Using Ethereum blockchain to store and query pharmacogenomics data via smart contracts

Q1:
I found your above article quite instructive for a venture I am planning to launch that will harness the value of cryptocurrency and blockchain technology to develop an ecosystem for the community of patients, providers, and r esearchers concerned with stem cell therapies. I am in the process of drafting a use case for the currency I want to issue.

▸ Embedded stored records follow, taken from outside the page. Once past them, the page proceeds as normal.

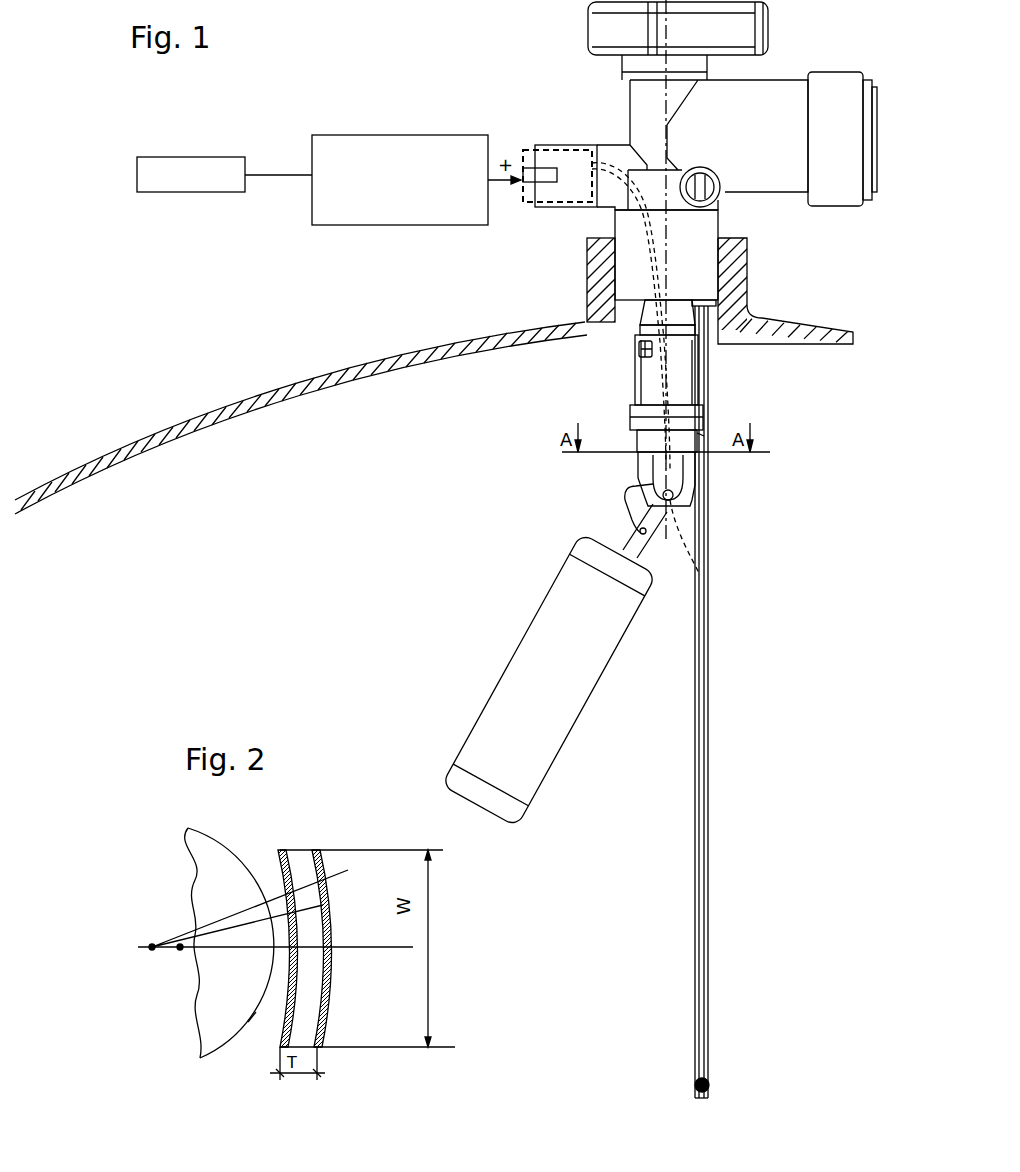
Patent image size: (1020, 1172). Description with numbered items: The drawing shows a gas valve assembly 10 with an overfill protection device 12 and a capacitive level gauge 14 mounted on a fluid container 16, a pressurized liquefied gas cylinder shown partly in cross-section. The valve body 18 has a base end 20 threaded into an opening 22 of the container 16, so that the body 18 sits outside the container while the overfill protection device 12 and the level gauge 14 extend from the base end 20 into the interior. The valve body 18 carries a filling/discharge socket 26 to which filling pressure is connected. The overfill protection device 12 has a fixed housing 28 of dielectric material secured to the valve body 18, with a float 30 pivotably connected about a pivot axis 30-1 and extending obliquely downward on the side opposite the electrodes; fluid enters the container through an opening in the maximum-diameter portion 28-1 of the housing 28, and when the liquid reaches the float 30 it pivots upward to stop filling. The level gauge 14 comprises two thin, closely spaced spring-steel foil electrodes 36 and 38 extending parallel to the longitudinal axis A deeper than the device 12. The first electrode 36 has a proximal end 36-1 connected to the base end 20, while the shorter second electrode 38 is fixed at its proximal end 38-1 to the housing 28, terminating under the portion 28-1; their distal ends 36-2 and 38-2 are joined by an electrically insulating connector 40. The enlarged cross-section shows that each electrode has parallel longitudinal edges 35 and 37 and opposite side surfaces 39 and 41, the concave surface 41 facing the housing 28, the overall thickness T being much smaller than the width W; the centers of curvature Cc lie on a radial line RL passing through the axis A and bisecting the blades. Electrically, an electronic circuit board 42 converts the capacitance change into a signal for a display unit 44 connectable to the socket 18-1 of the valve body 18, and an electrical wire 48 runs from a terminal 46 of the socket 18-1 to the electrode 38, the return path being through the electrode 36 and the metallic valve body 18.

In FIG. 1, the valve assembly 10 is at (608, 96).
In FIG. 1, the overfill protection device 12 is at (600, 498).
In FIG. 1, the capacitive level gauge 14 is at (730, 660).
In FIG. 1, the fluid container 16 is at (188, 418).
In FIG. 1, the valve body 18 is at (650, 113).
In FIG. 1, the electrical socket 18-1 is at (547, 207).
In FIG. 1, the base end 20 is at (632, 265).
In FIG. 1, the opening 22 is at (693, 286).
In FIG. 1, the filling/discharge socket 26 is at (837, 127).
In FIG. 1, the housing 28 is at (647, 380).
In FIG. 2, the housing 28 is at (235, 1040).
In FIG. 1, the maximum diameter portion 28-1 is at (640, 412).
In FIG. 1, the float 30 is at (523, 708).
In FIG. 1, the pivot axis 30-1 is at (668, 497).
In FIG. 2, the longitudinal edge 35 is at (312, 847).
In FIG. 1, the first electrode 36 is at (638, 352).
In FIG. 2, the first electrode 36 is at (326, 914).
In FIG. 1, the proximal end of first electrode 36-1 is at (708, 323).
In FIG. 1, the distal end of first electrode 36-2 is at (708, 1062).
In FIG. 2, the longitudinal edge 37 is at (317, 1055).
In FIG. 1, the second electrode 38 is at (699, 755).
In FIG. 2, the second electrode 38 is at (292, 960).
In FIG. 1, the proximal end of second electrode 38-1 is at (697, 433).
In FIG. 1, the distal end of second electrode 38-2 is at (697, 1066).
In FIG. 2, the side surface 39 is at (323, 872).
In FIG. 1, the electrically insulating connector 40 is at (701, 1098).
In FIG. 2, the concave side surface 41 is at (317, 993).
In FIG. 1, the electronic circuit board 42 is at (448, 135).
In FIG. 1, the display unit 44 is at (206, 157).
In FIG. 1, the electrical terminal 46 is at (527, 202).
In FIG. 1, the electrical wire 48 is at (670, 375).
In FIG. 2, the center of curvature Cc is at (150, 949).
In FIG. 2, the longitudinal axis A is at (178, 949).
In FIG. 2, the radial line RL is at (236, 949).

My question is, how would I be able to actually use some variant of your smart contract for my system?

A1:
The paper is published and the code (contract) is freely available on github – if that’s what you’re asking for. If you could be a little bit more specific, we might be able to help you better.

Q2:
I have access to your journal article. My question is how can I actually implement your fastQuery technical solution? I am not an informatics specialist by any means. The other thing is I am interested in developing algorithms that are useful for analysing laboratory and clinical data in this stem cell field. Maybe you can shed some light on how I might achieve this aim. And I guess you mean the code for the fastQuery solution? sorry didn’t catch that before.

A2:
In https://github.com/gersteinlab/idash19bc, GeneDrugRepoV2.sol is the contract for the fastQuery solution mentioned in the paper. Charlotte and I wrote a small, lay tutorial on how to run smart contracts here:https://thegccontent.wordpress.com/2020/04/13/a-practical-ethereum-and-multichain-blockchain-tutorial/ Github page also has information on how to run the implementation. I’m unfortunately not knowledgeable on the data collected in clinical settings related to stem cells so perhaps a more specificialized person in that field could be more helpful to you.

Types in Pseudopipe output

Q:
I am using Pseudopipe and I am wondering the different types of its output.
I looked into the script and found there are several types: GENE-SINGLE, PSSD, FRAG, GENE-MULT, and DUP. Would you like to explain the meaning of each type?

A:
From what i can see you are looking at an intermediary result file not at the final output. The final output should contain only 3 biotypes: PSSD, DUP and FRAG.
The PSSD is indicative of processed pseudogenes, DUP is indicative of duplicated pseudogenes, FRAG is indicative of pseudogene loci where we can not assign with certitude a biotype (processed or duplicated).
GENE-SINGLE and GENE-MULTI are intermediary biotype definitions. The SINGLE refers to the fact that the pseudogene locus contains only one exon (similar to processed pseudogenes) and MULTI refers to the fact that the potential pseudogenic locus contains multiple exons (similar to duplicated pseudogenes).
If a proposed locus has over 95% sequence identity to the parent gene and covers over 95% of the parent gene sequence and there are no identifiable disablements associated with it we initially refer to these potential loci as GENE-SINGLE and respectively GENE-MULTI. If we find a polyA tail you might see PSSD|GENE-SIGNLE and in that case we will relabel that locus as a processed pseudogene. For very high similarity we tend to be conservative and not label that locus as a pseudogene. If we find in subsequent searches additional data (E.g. polyA tail, truncations etc) we will relabel the locus as pseudogene.